19 Şubat 2009 Perşembe

Sürü Yahut Ümmet Olmak

HALK çok genel bir kelimedir. Halk her zaman millet değildir. Kaliteli, uyanık, şuurlu, gerçekten dindar Müslümanların oluşturduğu topluluğun ismi Ümmet'tir. Halk yığınları millet-i islâmiyye veya ümmet olamamışsa onlar maalesef bir sürüdür.

Bir Müslüman toplumun ümmet olabilmesi için, içinde yeterli miktarda okumuş, tahsilli, ilim ve irfan sahibi vasıflı Müslümanların bulunması gerekir. Tekrar ediyorum, "Yeterli miktarda"...

Ümmet içinde hangi sınıflar bulunmalıdır:

1. Ulema sınıfı. İslâm dininde, Katoliklikte olduğu gibi rühbanlar yoktur ama alimler vardır. Kur'ân-ı Kerîm'de "Bilenlerle bilmeyenler bir olur mu?" buyruluyor. Yeterli miktarda gerçek icazetli uleması bulunmayan bir Müslüman toplum ümmet olamaz. Gerçek ulema aydınlatır, rehberlik yapar, doğru yolda yürütür, ikaz eder (uyarır). Gerçek İslâm uleması İslâm medreselerinde yetişir.

2. Gerçek şeyhler sınıfı. Gerçek şeyhler İslâm'ın zâhirinden, Şeriattan, fıkıhtan kıl kadar ayrılmazlar. Böyle şeyhlerin, bunların mürid, muhib ve dervişlerinin, tekkelerin ve zâviyelerin bulunmadığı bir İslâm toplumu eksik kalır. Tasavvuf İslâm'ın ahlâk boyutudur.

3. Müslüman münevverler (ziyalılar), Müslüman okumuşlar, Müslüman entelektüeller.

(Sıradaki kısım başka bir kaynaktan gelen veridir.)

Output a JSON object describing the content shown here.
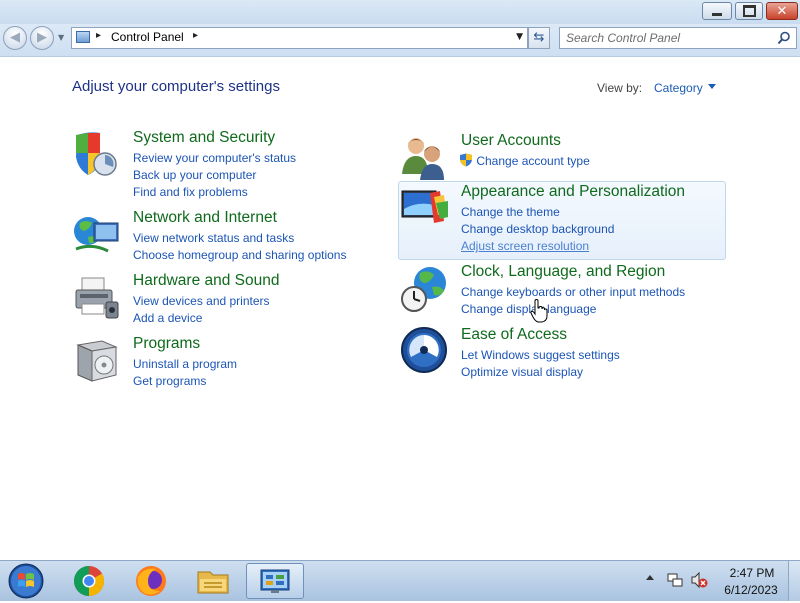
{
  "window": {
    "minimize_icon": "minimize-icon",
    "maximize_icon": "restore-icon",
    "close_icon": "close-icon",
    "close_glyph": "✕"
  },
  "nav": {
    "back_glyph": "◀",
    "forward_glyph": "▶",
    "breadcrumb": "Control Panel",
    "separator": "▸",
    "refresh_glyph": "⇆",
    "search_placeholder": "Search Control Panel"
  },
  "header": {
    "title": "Adjust your computer's settings",
    "view_by_label": "View by:",
    "view_by_value": "Category"
  },
  "categories": [
    {
      "title": "System and Security",
      "icon": "shield-icon",
      "links": [
        "Review your computer's status",
        "Back up your computer",
        "Find and fix problems"
      ]
    },
    {
      "title": "Network and Internet",
      "icon": "network-globe-icon",
      "links": [
        "View network status and tasks",
        "Choose homegroup and sharing options"
      ]
    },
    {
      "title": "Hardware and Sound",
      "icon": "printer-icon",
      "links": [
        "View devices and printers",
        "Add a device"
      ]
    },
    {
      "title": "Programs",
      "icon": "programs-box-icon",
      "links": [
        "Uninstall a program",
        "Get programs"
      ]
    },
    {
      "title": "User Accounts",
      "icon": "users-icon",
      "links": [
        "Change account type"
      ],
      "link_icon": "uac-shield-icon"
    },
    {
      "title": "Appearance and Personalization",
      "icon": "monitor-palette-icon",
      "links": [
        "Change the theme",
        "Change desktop background",
        "Adjust screen resolution"
      ]
    },
    {
      "title": "Clock, Language, and Region",
      "icon": "clock-globe-icon",
      "links": [
        "Change keyboards or other input methods",
        "Change display language"
      ]
    },
    {
      "title": "Ease of Access",
      "icon": "ease-of-access-icon",
      "links": [
        "Let Windows suggest settings",
        "Optimize visual display"
      ]
    }
  ],
  "taskbar": {
    "items": [
      "start-orb-icon",
      "chrome-icon",
      "firefox-icon",
      "file-explorer-icon",
      "control-panel-icon"
    ],
    "active_item": "control-panel-icon",
    "clock_time": "2:47 PM",
    "clock_date": "6/12/2023"
  },
  "colors": {
    "category_title": "#0f6a1c",
    "link": "#1c55b5",
    "page_title": "#1e3287"
  }
}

Müslüman medyacılar, Müslüman akademisyenler, Müslüman eğitimciler, Müslüman bürokratlar.

4. Müslüman iş adamları, sanayiciler, tabiri caiz ise Müslüman burjuva. Bunlar ilimleri, sanatları, kültürü, İslâmî hizmet ve faaliyetleri teşvik eder ve destekler.

5. Müslüman sanatkârlar.

6. Müslüman edibler.

Kırsal kesim, bedevî kültürü seviyesindeki bir İslâm toplumu ümmet olamaz. İslâm medeniyet dinidir, bedeviyet dini değildir. Bedevîler de Müslüman olabilir ama İslâm onların tekelinde olamaz.

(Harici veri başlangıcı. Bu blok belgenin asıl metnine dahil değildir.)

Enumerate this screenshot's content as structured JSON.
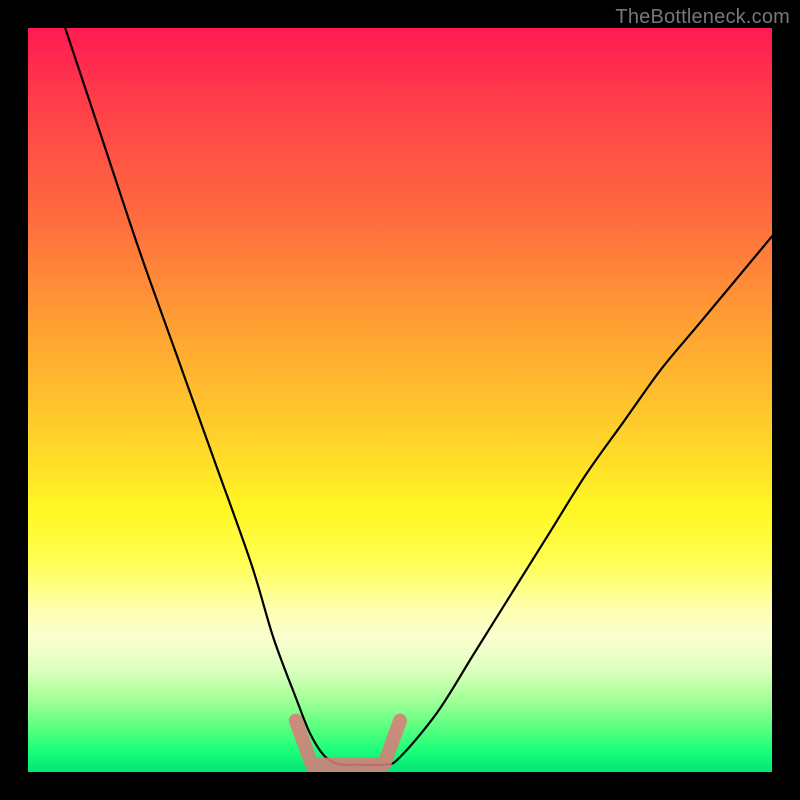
{
  "watermark": "TheBottleneck.com",
  "colors": {
    "background": "#000000",
    "curve": "#000000",
    "tick": "#d77d7a",
    "gradient_top": "#ff1a52",
    "gradient_bottom": "#00e675"
  },
  "chart_data": {
    "type": "line",
    "title": "",
    "xlabel": "",
    "ylabel": "",
    "xlim": [
      0,
      100
    ],
    "ylim": [
      0,
      100
    ],
    "series": [
      {
        "name": "bottleneck-curve",
        "x": [
          5,
          10,
          15,
          20,
          25,
          30,
          33,
          36,
          38,
          40,
          42,
          44,
          48,
          50,
          55,
          60,
          65,
          70,
          75,
          80,
          85,
          90,
          95,
          100
        ],
        "values": [
          100,
          85,
          70,
          56,
          42,
          28,
          18,
          10,
          5,
          2,
          1,
          1,
          1,
          2,
          8,
          16,
          24,
          32,
          40,
          47,
          54,
          60,
          66,
          72
        ]
      }
    ],
    "annotations": [
      {
        "name": "optimal-range-marker",
        "shape": "u-tick",
        "color": "#d77d7a",
        "x_range": [
          36,
          50
        ],
        "y_base": 1
      }
    ],
    "note": "Values are read off the plot by vertical proportion (0 = bottom, 100 = top). No axes or tick labels are shown in the image; x is nominal horizontal position in percent."
  }
}
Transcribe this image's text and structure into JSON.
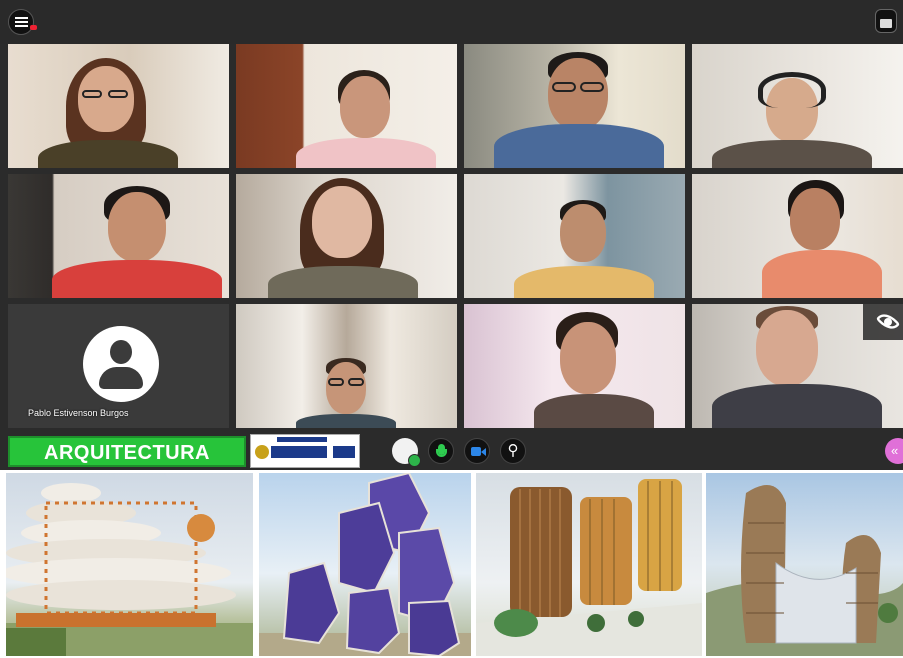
{
  "meeting": {
    "participants": [
      {
        "id": "p1",
        "name": ""
      },
      {
        "id": "p2",
        "name": ""
      },
      {
        "id": "p3",
        "name": ""
      },
      {
        "id": "p4",
        "name": ""
      },
      {
        "id": "p5",
        "name": ""
      },
      {
        "id": "p6",
        "name": ""
      },
      {
        "id": "p7",
        "name": ""
      },
      {
        "id": "p8",
        "name": ""
      },
      {
        "id": "p9",
        "name": "Pablo Estivenson Burgos"
      },
      {
        "id": "p10",
        "name": ""
      },
      {
        "id": "p11",
        "name": ""
      },
      {
        "id": "p12",
        "name": ""
      }
    ]
  },
  "toolbar": {
    "menu_icon": "hamburger-menu-icon",
    "layout_icon": "layout-toggle-icon",
    "visibility_icon": "eye-icon"
  },
  "controls": {
    "banner_text": "ARQUITECTURA BIODIGITAL",
    "status_icon": "user-status-icon",
    "mic_icon": "microphone-icon",
    "camera_icon": "camera-icon",
    "share_icon": "screen-share-icon",
    "share_glyph": "⚲",
    "extra_icon": "more-options-icon",
    "extra_glyph": "«"
  },
  "colors": {
    "banner_green": "#27c43a",
    "mic_green": "#2ecc50",
    "camera_blue": "#2c86e8",
    "accent_pink": "#e070d8",
    "app_background": "#2b2b2b"
  }
}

Medenî, örnek, vasıflı, üstün, güçlü bir İslâm toplumunda şehirler, evler, resmî daireler güzel ve sanatlı olur. Ümmet ile zevksiz, biçimsiz, gudubet beton yığınları bir arada olmaz.

Müslümanlar ümmet olurlarsa sosyal adaletsizlik olmaz.

Gerçekten ümmet olan Müslümanlar esareti, zilleti, ikinci sınıf vatandaş olmayı kabul etmezler.

Ümmet demek birlik, ittihad, vifak demektir.

Birbirinden kopuk, irtibatsız bir yığın fırka, hizip, grup, klik... Bu durum ümmet olmanın zıddıdır, tefrikadır.

Ümmet birliktir. O birliğin içinde çeşitlilik olabilir. Birlik yok, çeşitlilik ve kopukluk çok... O zaman ümmet de yok.

Her Müslümana ümmet şuuru, ümmet idraki öğretilmelidir.

Ümmet başsız olmaz. Müslümanların bir İmam-ı Kebir'i, bir Emîrü'l-mü'minîni bulunmalıdır. Müslümanlar bu başa biat ve itaat etmelidir.

İki türlü İmam olur. Hakiki İmam, sûrî İmam. Kur'ân ve Sünnet yolunda ise onlara hizmet ediyorsa sûrî İmama da biat edilir.

İrili ufaklı binlerce cemaat, binlerce hizip ve fırka, binlerce grup ve klik var ama üniter bir hiyerarşi yok, baş yok... Bu durumda Müslümanlar hapı yutmuş demektir.

Ümmet, İmam-ı Kebir, ittihad... Lütfen bu kelime ve kavramları hiç unutmayınız.